Burnt Sugar by Avni Doshi

The book feels too close to reality, and I had a hard time believing it was fiction.

Burnt Sugar by Avni Doshi

Avni Doshi's Burnt Sugar is dense, dark and dreadful.

It deals with a lot of issues, almost all of it stemming from abandonment and neglect. I could feel that the book was somewhat spiritual but certain characters appeared and disappeared before I could understand their role fully. The narrator and her mother are the characters around which the story revolves but the issues she's tried to tackle as a writer are simply too much. Since this is fiction, we tend to ask if it's even necessary. Had it been a memoir we would have marvelled at her ability to put up with so much and yet emerge as a fully functioning adult. It feels too close to reality, and I had a hard time believing it was fiction.

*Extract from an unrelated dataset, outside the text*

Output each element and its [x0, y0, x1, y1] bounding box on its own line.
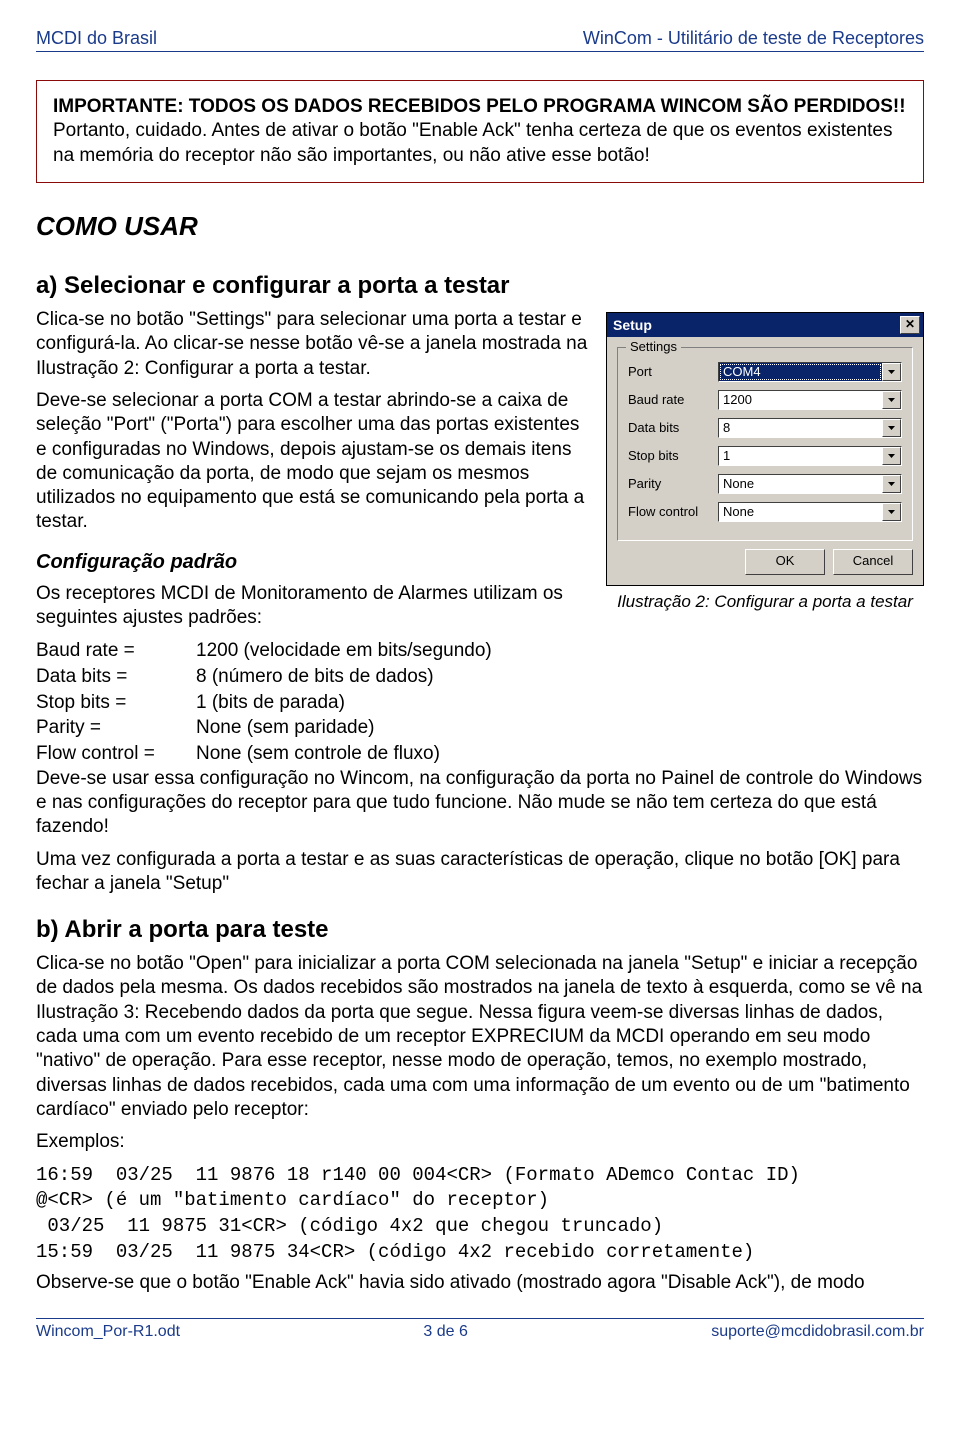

The book deals with memory and since I've had a hard time with it recently, I could relate to it. Weight issues, body shaming, jealousy, comparison, hoarding, the fear of being abandoned because she wasn't independent, and physical torture are some other topics the story is made of.

What I loved about the book: The narration was entirely in first person. She used a lot of disgusting sights (example: a piece of snot, the whites from the sides of the eyes) to explain who she was beneath all her layers. She had suffered a lot and that shone throughout the book, sometimes disappointing the reader.

The ending was chaotic, attentive and brilliant. It was also very silent as we looked at everything through Antara's thoughts and mind. Unfortunately, that didn't cut for me. That kind of ending seemed best suited for a movie.

I'd read this book another time, simply to savour the slowness of the story, and to understand life through the eyes and feelings of the mother.